El gigante asiático ha impulsado una estrategia basada en el desarrollo de modelos abiertos, reducción de costos y una rápida expansión de su ecosistema tecnológico, con el objetivo de acortar la distancia frente a las principales empresas estadounidenses del sector.
La competencia entre ambas potencias se ha intensificado en los últimos meses. Washington ha expresado preocupación por el acelerado crecimiento de las compañías chinas de IA y por presuntas prácticas relacionadas con el uso de tecnologías desarrolladas en Estados Unidos, acusaciones que han sido rechazadas por Pekín.
Mientras tanto, el Gobierno chino mantiene a la inteligencia artificial como una prioridad nacional y promueve iniciativas para fortalecer su influencia internacional en la gobernanza de esta tecnología.
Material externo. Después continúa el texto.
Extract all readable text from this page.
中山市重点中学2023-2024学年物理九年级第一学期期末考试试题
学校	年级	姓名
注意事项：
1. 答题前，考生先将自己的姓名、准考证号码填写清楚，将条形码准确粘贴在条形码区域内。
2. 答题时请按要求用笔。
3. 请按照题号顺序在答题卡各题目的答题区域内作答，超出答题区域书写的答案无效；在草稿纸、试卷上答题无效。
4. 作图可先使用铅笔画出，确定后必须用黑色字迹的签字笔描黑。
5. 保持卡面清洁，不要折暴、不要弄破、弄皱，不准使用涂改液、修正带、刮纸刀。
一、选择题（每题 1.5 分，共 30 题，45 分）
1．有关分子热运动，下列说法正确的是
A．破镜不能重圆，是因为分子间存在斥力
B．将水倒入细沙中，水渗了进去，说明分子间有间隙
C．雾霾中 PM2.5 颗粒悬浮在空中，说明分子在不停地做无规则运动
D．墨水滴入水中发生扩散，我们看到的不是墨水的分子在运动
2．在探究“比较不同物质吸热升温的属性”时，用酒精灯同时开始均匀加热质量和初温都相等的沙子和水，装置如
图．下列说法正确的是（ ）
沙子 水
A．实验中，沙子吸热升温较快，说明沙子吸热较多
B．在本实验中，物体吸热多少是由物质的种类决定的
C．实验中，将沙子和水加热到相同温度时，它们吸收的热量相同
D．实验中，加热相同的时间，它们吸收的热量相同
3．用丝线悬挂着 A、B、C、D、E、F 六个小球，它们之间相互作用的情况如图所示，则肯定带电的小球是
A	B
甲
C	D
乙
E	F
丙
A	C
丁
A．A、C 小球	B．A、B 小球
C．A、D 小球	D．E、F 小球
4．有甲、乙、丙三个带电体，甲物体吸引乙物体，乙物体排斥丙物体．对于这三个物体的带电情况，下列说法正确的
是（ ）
Entre ellas destaca la creación de nuevos espacios de cooperación global y programas dirigidos a países en desarrollo.
La disputa tecnológica también se refleja en inversiones millonarias destinadas a infraestructura digital, centros de datos y desarrollo de modelos avanzados, en un contexto donde ambas naciones buscan asegurar ventajas estratégicas en un sector clave para el futuro.
Expertos consideran que la evolución de la IA definirá buena parte del equilibrio tecnológico mundial durante los próximos años. Por ello, China y Estados Unidos continúan reforzando sus capacidades mientras exploran mecanismos de diálogo sobre seguridad y regulación de esta tecnología emergente.